Let’s talk about privilege.
It’s going to make some people uncomfortable, but it’s time to iron out the basics. It won’t be going anywhere otherwise and we desperately need the space to talk about it.Progress is slow and feminism is finally shining in the spotlight, but feminism is not just about women.
Feminism is not feminism if it is not intersectional. Click here for a concrete definition of intersectionality and here for fantastic cartoon series that I love. If a movement is set in motion that concentrates on equality, then it has an intersectional nature, and I’ll tell you why: everyone has a different experience. An Asian American in California is going to have a very different life experience from an Asian American in Georgia, and a young black girl in Atlanta will be in a different social situation than a young black girl in England or Nigeria. See what I’m getting at?
But this isn’t just about race. When you throw gender and sexuality and class into the mix, things start to get a little more complicated. Culture starts to take on more depth, more meaning, and with time you’ll start to see that there are a lot of things that flew under your radar, specifically if you are a white cisgender heterosexual (cisgender meaning that your identity matches the gender that corresponds with your biological sex).

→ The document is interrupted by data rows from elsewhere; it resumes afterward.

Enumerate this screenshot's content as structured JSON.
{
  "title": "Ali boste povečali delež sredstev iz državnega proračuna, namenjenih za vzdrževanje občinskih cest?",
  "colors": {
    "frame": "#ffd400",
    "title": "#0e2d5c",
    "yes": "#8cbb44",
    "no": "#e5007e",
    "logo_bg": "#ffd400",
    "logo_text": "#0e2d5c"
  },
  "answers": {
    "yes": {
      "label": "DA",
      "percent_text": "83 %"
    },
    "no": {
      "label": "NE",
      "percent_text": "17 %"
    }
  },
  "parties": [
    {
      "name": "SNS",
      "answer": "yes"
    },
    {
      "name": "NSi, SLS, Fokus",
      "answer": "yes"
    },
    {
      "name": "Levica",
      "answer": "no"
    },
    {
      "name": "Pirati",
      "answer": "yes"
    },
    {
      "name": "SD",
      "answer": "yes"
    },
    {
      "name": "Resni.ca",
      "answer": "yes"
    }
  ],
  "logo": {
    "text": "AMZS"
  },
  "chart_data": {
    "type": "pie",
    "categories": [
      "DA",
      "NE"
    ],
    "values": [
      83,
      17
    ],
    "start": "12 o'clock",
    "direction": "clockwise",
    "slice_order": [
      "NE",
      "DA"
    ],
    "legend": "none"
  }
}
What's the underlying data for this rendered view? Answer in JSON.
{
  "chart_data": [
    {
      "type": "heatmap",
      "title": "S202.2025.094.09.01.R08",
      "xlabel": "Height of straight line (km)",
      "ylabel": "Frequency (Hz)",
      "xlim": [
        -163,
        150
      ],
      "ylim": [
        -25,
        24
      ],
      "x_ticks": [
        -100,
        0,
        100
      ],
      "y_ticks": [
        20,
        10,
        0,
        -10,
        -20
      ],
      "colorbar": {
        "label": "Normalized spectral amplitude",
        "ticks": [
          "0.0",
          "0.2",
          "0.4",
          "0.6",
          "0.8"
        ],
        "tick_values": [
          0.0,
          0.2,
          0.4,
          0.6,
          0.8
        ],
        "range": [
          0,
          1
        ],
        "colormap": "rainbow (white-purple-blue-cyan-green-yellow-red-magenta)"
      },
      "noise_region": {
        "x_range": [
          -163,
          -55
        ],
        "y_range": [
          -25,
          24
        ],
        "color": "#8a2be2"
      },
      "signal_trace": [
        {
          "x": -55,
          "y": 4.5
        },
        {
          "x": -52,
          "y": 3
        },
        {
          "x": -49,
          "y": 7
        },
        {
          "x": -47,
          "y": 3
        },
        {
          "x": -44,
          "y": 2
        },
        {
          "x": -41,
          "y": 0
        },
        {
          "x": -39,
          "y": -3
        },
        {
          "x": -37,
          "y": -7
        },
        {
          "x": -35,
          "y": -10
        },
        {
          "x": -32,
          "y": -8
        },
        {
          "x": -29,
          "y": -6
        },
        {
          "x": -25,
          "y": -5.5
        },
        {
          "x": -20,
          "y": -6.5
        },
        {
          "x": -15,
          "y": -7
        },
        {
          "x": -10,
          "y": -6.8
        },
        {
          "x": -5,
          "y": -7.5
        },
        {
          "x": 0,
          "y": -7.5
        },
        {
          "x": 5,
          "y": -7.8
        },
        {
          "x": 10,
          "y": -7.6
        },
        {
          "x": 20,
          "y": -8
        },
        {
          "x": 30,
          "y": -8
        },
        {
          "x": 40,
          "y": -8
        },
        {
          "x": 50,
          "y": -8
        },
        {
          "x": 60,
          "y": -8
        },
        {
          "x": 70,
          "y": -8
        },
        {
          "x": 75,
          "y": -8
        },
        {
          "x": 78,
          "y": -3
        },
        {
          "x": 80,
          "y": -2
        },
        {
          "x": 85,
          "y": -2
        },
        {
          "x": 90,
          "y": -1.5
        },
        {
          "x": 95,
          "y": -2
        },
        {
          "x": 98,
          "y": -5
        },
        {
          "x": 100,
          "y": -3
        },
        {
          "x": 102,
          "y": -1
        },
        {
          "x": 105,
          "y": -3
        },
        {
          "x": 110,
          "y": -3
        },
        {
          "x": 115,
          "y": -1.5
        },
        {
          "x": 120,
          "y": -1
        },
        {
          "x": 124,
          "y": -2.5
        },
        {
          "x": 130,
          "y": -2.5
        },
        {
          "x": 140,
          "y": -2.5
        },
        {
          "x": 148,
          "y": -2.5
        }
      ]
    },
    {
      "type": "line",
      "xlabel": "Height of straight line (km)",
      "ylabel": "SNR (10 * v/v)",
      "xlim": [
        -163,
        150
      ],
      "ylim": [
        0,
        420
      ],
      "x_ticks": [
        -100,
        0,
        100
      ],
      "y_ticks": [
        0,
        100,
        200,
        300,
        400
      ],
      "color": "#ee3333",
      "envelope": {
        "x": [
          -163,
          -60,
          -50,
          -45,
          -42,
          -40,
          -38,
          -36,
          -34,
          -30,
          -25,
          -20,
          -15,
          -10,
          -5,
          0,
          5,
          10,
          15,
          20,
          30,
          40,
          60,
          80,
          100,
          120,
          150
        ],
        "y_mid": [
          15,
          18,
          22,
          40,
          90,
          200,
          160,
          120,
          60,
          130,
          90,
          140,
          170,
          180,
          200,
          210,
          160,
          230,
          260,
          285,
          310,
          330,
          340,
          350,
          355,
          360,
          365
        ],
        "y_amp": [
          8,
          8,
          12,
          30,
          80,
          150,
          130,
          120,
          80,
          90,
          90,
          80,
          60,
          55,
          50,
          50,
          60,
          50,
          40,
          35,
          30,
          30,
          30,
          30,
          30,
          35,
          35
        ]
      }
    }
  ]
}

So surprise number one: whiteness is totally a thing. It’s a culture, the dominant culture in American society, so it goes unnoticed. Everything is compared to white culture, so it remains invisible. Want to know why people think my black friend is ‘hood’? It’s because society has subliminally taught us that being in a white, heterosexual relationship with a man who has a suit-and-tie job is the norm and that everyone should follow it. Therefore, being ‘ghetto’ is considered lame and uncivilized. I can’t count how many times I’ve used terms that are racist when I thought I was ‘colorblind’.
Surprise number two: race still makes a difference. When my family doesn’t exactly approve that one of my family members is dating a black man, that’s a blatant wakeup call that we still have serious problems. But when you don’t realize how your language is affecting the treatment of women, non-white, and non-binary people, that’s when you see how sneaky discrimination really is. Equality isn’t a feeling. You may think you’re in an equal relationship, but kitchen jokes should let you know where you rest in the scheme of things. And it goes both ways: the tendency to make men seem like infants in household settings isn’t cool.
Racism is so ingrained that it flies under the radar. Black girls who are rocking pink and purple hair aren’t ‘ratchet’ while white girls that do so are ‘alternative’. How many media advertisements do you see with black men who are portrayed as good parental figures? How many people threw a fit over that awesome Cheerios commercial? Why are Latina women still over sexualized in the workplace? These are the things we need to talk about as feminists. When one of my best friends, who is Middle Eastern, says that whiteness is a thing and that the easiest way is to submit to it, I know that I’m standing up for something that actually matters. But that’s also how I understand how problematic it is.
Yeah, I’m a woman. That comes with the typical problems, unfortunately, but I’m still white. I’m still heterosexual, and I get privilege from both those aspects of my identity. I don’t get called a dike and I don’t suffer violence and harassment from being transgender. My uncle once said that he’s fine with people being gay, but they should still act their gender (I wanted to throw him across the room and he’s literally four to five times my size).
Surprise number three: there is a difference between gender and sexuality. Gender is how you perform your identity and sexuality is who you go to bed with. It’s complicated and hard to wrap your head around if this is your first foray into the world of feminism, but it’s necessary to understand. I am biologically a woman and my gender is also feminine; I am sexually attracted to men. A man can be biologically male and have a masculine gender, yet prefer to go to bed with men. A biological woman can be masculine and prefer going to bed with women and men. Sometimes you’re born as a female but your gender identity is male, and you can still be attracted to females. The bottom line is that many of us were brought up believing in set boundaries. That is a lie.
It does not escape me that I’m saying this as a white, cisgender woman. I don’t believe that I can or should write in depth about African American Studies or transgender experiences and I never will, specifically because I don’t have that standpoint. I do not understand what it is like to live in a world where I am not white, but I believe that I need to dissect it as much as possible. I am a feminist, and this is my fight, just like it’s everyone’s fight, so I will write about how we need to dismantle the framework we’ve been raised in.
When people look at statistics regarding how the likelihood of going to jail increases if you are black and they brush it off, they are invalidating black voices. How can you possible invalidate a person’s standpoint and story when you know nothing about it? We have to stop invalidating people’s stories and experiences.
I guess my point is that we need space to talk about these things, even if people get offended, and even if people get mad because things are changing and the changes aren’t in their favor. And there is more than sexism and racism: discrimination is based in class, physical size, age, disability, and religion, too. People should know, and if you do know then you should call it out, because historically it never has been. I’ve said it once and I’ll say it again: a movement that starts with the people, ends with the people. So speak up.